The University of Indianapolis’s administration initiated a new mandate to on-campus residents this fall: no guests from outside the university would be allowed in residence halls or on-campus apartments. With all of the pandemic restrictions that left us at home and away from friends, dealing with more restrictions from the university felt overwhelming. This made some students feel even more restricted and isolated.
During the summer, restrictions across the state and country varied, and students were left wondering what the upcoming school year would be like. Would the university open back up fully? Would all classes be virtual? We weren’t sure, but we did know that we had signed leases and applied for housing and meal plans that we were no longer sure would be worth the cost.
University President Robert Manuel’s “Welcome Home” email, sent out on June 30, answered some of the questions about the fall semester but left some of us even more confused. The email addressed some housing concerns by saying that the residence halls would open, but students could choose to opt out if needed.
However, not all university housing is easy to get out of. University Lofts, Greyhound Village and College Crossing required special appeals to break the leases that students had signed the previous academic year. The email included information on just about everything from housing to dining, and even the move-in process, but what it seemed to lack was concern for students’ mental health, learning experience and finances. Tuition would not be reduced, guests from outside the university would not be able to visit and the information seemed cut and dry. Nothing emotional was attached, beyond acknowledging the pandemic.
On Aug. 10, five days before move-in, I received an email from my residence director, and what caught my eye was not the lack of volunteers, two person help limit or the tardiness of the email. What stood out to me was that “no outside guests are permitted at this time.” None. Not a friend who stays in another dorm or even your mom coming by to check on you — no one.
This felt crushing, like a complete disregard for my mental health and relationships. We are still able to go to in-person classes, visit other students living in our apartment buildings and residence halls and leave campus, but we are not allowed to have UIndy students from other residences over as guests? This made me question whether I wanted to stay on campus, and honestly I still do.
The restrictions do not feel effective, and that’s one of the biggest issues I have with them. We university students are allowed to travel wherever we want but are restricted from bringing people into our home— the home that we pay a lot of money for, the home that is OURS.
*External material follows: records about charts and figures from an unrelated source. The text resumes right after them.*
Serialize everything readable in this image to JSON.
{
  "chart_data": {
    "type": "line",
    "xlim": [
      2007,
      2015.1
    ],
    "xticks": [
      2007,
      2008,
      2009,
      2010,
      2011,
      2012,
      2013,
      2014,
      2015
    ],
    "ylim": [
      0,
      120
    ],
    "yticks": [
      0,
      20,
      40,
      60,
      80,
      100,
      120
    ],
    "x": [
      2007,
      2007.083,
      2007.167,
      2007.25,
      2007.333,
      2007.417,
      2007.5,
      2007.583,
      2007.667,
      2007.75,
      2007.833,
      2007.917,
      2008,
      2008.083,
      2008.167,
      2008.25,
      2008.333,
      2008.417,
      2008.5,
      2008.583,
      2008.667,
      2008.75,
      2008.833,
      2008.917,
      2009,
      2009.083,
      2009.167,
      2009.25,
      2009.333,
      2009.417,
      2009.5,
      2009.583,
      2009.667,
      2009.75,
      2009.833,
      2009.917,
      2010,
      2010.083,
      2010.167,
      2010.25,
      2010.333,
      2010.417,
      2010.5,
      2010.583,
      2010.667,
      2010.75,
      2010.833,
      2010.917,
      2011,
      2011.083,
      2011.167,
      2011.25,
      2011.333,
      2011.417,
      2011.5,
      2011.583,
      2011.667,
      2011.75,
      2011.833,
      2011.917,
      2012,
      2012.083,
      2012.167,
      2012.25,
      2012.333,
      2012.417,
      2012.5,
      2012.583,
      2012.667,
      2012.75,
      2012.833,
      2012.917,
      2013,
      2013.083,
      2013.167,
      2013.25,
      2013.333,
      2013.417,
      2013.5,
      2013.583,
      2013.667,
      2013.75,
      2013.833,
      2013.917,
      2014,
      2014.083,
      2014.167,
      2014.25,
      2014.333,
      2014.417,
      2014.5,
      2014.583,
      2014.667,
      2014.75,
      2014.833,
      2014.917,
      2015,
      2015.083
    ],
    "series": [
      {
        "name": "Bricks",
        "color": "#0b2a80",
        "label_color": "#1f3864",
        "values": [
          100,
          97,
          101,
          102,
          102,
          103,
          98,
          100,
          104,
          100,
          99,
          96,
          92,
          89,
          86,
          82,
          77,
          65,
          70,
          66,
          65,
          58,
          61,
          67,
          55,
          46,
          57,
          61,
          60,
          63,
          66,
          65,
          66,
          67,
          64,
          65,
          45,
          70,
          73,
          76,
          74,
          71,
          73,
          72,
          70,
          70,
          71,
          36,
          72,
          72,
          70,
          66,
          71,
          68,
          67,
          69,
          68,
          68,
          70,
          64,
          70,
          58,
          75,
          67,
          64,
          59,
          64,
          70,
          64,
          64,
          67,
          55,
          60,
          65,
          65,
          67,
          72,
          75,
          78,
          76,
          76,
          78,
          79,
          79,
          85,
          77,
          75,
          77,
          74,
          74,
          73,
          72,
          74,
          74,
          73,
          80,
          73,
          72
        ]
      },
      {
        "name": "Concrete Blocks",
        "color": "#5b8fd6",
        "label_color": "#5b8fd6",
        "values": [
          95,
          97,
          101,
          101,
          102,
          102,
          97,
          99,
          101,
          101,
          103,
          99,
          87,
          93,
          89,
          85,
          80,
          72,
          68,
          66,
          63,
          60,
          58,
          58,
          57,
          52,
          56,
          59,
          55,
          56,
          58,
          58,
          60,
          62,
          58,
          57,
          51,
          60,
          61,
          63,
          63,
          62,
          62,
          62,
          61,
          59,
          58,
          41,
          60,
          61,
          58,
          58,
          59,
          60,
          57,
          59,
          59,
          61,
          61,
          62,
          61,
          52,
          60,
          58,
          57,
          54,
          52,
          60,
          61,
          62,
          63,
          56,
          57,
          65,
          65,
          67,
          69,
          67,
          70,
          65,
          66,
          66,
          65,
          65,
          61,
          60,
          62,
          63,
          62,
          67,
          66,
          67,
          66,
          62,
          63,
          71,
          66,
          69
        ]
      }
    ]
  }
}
These policies were not included in the lease we signed last semester. My space is important to me, and I do not like when people try to impose such strict rules and regulations on it. I expect the basic rules: no command strips, no smoking, yada yada yada. But this feels like a restriction of my rights.
In the future, I hope a better plan is provided for us—whether we are having in-person classes, if those are necessary, food delivery services or even a certain group we are allowed to be with. Whatever that plan is I hope it is strategic, and most importantly I hope it makes sense.
CORRECTIONS: Oct.. 23, 2020 at 11:50 a.m.
The headline of this article has been updated to more accurately reflect the content of the opinion.